Ciao Bella: Part 1 – Italian F1 GP, V.Rossi’s GP bike, Alfa Giulia, and Magneti Marelli stuff!

Ciao Bella: Part 1 – Italian F1 GP, V.Rossi's GP bike, Alfa Giulia and Magneti Marelli stuff!

by Pablo Mazlumian

I started my part-time freelance automotive journalist venture back in 2000 with european car, a great automotive print magazine dedicated to all four-wheeled things European.  It was my favorite car magazine.  After all, my first three cars were a ‘75 Alfa Romeo Alfetta GT , ‘83 GTV-6 and an ‘86 GTV-6.  Much to my excitement, european car magazine even had a Project Alfa GTV-6!  I remembered meeting the owner and his car at the shop I used to frequent (okay, I lived there) in Laguna Hills, CA when I was 16.  He was like a movie star to me. 

Upon graduating college, I hooted and hollered to then-EC editors Greg Brown and Les Bidrawn for an interview—plainly ignoring any other offers I was getting with my business degree.  Even my worried wife was asking if I shouldn’t at least entertain the “other” offers but I refused.  Finally, after over four months of this (true story), the guys gave in to my repeated harassment.

Since that day, I’ve had the pleasure of helping out known magazines like eurotuner and turbo and high-tech performance Magazine (that’s where Project Supra had started).  Working in the offices of this McMullen Argus group of rags (McMullen Argus later sold to Primedia, and then Source Interlink bought Primedia), where I got to meet and sometimes work with guys like current MotoIQ writer Dave Coleman and the rest of the gang at Sport Compact Car.

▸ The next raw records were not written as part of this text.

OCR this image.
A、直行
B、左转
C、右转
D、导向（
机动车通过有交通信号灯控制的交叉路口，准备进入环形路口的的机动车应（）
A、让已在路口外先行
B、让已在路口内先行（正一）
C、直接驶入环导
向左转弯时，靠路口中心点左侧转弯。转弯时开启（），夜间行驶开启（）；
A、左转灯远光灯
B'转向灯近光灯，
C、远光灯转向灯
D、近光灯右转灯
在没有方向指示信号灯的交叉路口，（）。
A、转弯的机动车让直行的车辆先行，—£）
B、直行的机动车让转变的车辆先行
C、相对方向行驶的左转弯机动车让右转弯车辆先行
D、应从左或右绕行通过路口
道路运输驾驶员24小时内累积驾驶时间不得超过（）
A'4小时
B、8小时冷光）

While those magazines are no longer, I still manage to do a thing or two for european car.  Today, it’s even got more Facebook likes than Road & Track and Motor Trend combined!  Aside from being around some of the coolest cars, probably the biggest perk is the occasional trip to Europe, and so when editor Michael Febbo called me up to go to Italy for an assignment, I hopped on the first buggy out of the Midwest the very next day!  I also have to give a thank you to Victor Carillo, founder of the ID Agency, which does all the public relations in the USA for well-known companies like Brembo, Pirelli, Momo, and Kawasaki, to name a few.

I was invited to go for Brembo’s 40th anniversary in racing, and got to witness things like the Italian Grand Prix (where we also had access to the Magneti Marelli hospitality) as well as attend an AMG Academy track day at the Franciacorta test track outside Bergamo, Italy.  While I won’t be able to discuss brakes (you can see that in european car soon), for our MotoIQ readers I managed to shoot several pictures of cools things I knew would not be pertinent to my upcoming article in EC.

At the Italian Grand Prix in Monza, Italy, all eyes were on 4-time World Champion Sebastian Vettel (who qualified a promising 2nd) to hunt down current points-leader and two-time World Champion, Lewis Hamilton in the menacing Mercedes F1 car.  But as soon as the race started, all eyes (and cursing) were on Ferrari teammate Kimi Raikkonen, who got a horrible start, leaving him in the dust of the rest of the pack!

This mishap proved to be the most interesting part of the race.  Since we were seated at the Ascari turn #15, which is heavy under braking, we got to see a lot of Kimi’s passes as he clawed his way back to 5th place by the checkered flag.  Every time Kimi passed someone, I was reminded of where Ferrari calls its home track.

The Italian Grand Prix is held at the Autodromo Nazionale Monza, and it is the fastest F1 racetrack with an average speed of over 160 MPH, and top speeds sometimes reaching an astonishing 220 MPH!  That’s insane for a closed, non-oval track.

The Monza track was first used in 1922 and has been part of the Formula 1 calendar every year except for 1980, when Imola was used in its place.  Sadly, given the new contracts offered to other venues throughout the world, this race I just attended could very well be the last Formula 1 race at Monza.  Talks of removing Monza from the schedule for 2016 are rampant, and fans with “save Monza” could be seen throughout the venue.

Walking into the racetrack, you walk through what is essentially a park that turns into a forest.  It’s very picturesque.

Walking to the entrance, we were greeted by a booth from none other than Alfa Romeo.  If you read my intro, you know why I had to stop here.  With the new Alfa Giulia on display, my jaw was to the floor.